Author: Stanislas de Bailliencourt, Head of Fixed Income and Asset Allocation at Sycomore Asset Management, part of the Generali Investments ecosystem.
Despite resilient inflation pressures in the United States which could lead to a delay and fewer rate cuts by the Fed in 2024, with a rate normalization expected in Europe, rising oil prices and credit spreads at reasonable levels, we consider that the visibility remains fairly good for corporate credit as a whole after a year 2023 of sharp rises in interest rates. In a contrasting environment, our view is that the risk/return ratio remains favourable for European corporate bonds.
Credit spreads have begun to contract with the intrinsic improvement in corporate credit quality – as demonstrated by the many agency rating upgrades observed recently. The default rates on high-yield bonds have dropped to historical lows and may rise gradually in the foreseeable future. They could be mitigated by the following factors: good liquidity of issuers who benefited from a low rates environment to refinance their debt on longer durations and banks in better shape than in 2007 can support issuers.
Yields have returned to historically high levels, on High Yield segment notably.
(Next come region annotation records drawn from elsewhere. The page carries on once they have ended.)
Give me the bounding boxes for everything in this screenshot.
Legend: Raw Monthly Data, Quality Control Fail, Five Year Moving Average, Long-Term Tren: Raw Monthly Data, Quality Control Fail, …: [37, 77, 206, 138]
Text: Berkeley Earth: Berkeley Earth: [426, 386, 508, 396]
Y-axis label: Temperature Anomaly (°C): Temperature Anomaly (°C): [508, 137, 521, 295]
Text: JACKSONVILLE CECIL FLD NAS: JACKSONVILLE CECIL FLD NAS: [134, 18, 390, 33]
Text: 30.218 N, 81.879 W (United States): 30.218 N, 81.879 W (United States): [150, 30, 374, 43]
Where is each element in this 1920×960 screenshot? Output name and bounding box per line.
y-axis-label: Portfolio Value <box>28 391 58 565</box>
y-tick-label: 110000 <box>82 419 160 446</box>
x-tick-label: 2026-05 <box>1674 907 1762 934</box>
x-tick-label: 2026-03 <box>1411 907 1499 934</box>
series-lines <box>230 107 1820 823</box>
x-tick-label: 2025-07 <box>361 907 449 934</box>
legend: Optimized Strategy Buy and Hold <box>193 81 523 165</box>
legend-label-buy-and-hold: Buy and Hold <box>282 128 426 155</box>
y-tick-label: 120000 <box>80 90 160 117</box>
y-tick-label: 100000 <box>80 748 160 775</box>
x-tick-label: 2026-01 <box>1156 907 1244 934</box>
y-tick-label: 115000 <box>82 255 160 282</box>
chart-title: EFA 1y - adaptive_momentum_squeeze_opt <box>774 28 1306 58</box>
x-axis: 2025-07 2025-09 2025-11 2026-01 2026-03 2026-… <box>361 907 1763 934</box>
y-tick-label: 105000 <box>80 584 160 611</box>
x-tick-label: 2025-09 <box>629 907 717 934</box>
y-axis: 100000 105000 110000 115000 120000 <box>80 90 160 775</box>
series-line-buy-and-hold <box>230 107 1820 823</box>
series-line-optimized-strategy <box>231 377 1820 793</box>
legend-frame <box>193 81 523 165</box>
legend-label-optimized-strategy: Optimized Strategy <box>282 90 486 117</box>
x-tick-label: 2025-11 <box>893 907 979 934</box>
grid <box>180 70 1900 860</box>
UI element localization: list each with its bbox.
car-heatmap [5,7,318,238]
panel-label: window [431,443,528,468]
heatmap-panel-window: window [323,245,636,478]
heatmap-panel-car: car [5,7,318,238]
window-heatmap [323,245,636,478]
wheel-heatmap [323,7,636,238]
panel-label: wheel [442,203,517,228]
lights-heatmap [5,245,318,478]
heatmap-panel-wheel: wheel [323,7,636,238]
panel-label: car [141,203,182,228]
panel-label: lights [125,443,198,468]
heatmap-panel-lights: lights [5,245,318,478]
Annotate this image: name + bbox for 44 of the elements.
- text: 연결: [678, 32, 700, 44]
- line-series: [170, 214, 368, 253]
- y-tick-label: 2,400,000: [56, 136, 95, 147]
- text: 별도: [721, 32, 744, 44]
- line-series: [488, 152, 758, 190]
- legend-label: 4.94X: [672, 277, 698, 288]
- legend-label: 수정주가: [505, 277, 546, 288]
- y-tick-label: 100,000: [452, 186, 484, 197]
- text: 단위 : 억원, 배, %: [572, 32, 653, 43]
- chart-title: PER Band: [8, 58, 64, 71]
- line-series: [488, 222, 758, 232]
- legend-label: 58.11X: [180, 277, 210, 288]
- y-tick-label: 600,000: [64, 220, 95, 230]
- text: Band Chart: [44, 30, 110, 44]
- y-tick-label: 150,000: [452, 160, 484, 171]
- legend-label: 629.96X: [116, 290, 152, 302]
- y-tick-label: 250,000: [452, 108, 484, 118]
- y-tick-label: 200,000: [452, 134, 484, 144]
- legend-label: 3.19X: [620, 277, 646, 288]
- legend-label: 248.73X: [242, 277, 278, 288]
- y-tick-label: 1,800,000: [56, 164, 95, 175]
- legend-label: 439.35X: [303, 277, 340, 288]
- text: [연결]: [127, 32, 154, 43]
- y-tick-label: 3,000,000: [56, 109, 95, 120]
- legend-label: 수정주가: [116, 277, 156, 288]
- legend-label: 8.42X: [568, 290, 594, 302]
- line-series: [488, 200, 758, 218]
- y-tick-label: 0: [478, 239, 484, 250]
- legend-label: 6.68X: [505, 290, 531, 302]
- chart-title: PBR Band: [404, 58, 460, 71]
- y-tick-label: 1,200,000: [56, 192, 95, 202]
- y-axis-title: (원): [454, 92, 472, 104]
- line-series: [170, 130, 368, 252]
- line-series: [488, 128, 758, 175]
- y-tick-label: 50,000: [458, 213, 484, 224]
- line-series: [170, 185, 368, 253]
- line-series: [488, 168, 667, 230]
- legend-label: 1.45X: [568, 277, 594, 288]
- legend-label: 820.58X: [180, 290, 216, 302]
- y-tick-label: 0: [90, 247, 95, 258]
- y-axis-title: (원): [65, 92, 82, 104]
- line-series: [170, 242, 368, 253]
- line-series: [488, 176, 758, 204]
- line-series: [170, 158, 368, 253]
The high-yield bond market currently displays compelling technical characteristics. Indeed, the shrinking investment universe supports valuations, at a time when investors are clearly searching for yield. Furthermore, the dynamic primary market is likely to offer interesting investment opportunities.
Corporate financing risk seems to us rather limited today with a sound liquidity. Recent issuers have been plethoric on rather long duration, with credit lines usage not very high, and corporate debt repayment schedule have relative long duration. Moreover, issuers manage their balance sheet carefully, with more discipline towards M&A activity and capital expenditures.
Bond picking - very suitable to current market structure in our view - plays a major role in generating performance. The slowdown in growth is likely to impact the ratings of the European companies. We shall therefore focus on higher quality ratings.
Resilient companies are more able to resist to a more hostile economic environment. We therefore have a preference for moderately cyclical sectors, such as telecoms (Orange, TDC, T-Mobile Netherlands), utilities (Iberdrola, Veolia, Orsted), and companies capable of adjusting their investments to the cycle (Boels, Verisure, Loxam).
Also favour sectors driven by long-term and positive trends, such as infrastructure (Autostrade per l’Italia, Indigo). Or with high pricing power, including companies with recognised brands such as Birkenstock.
We prefer mid-dated bonds – between two years and five years maturity – and prefer quality intermediate credit, such as BBB and crossover BB ratings, which offer interesting value.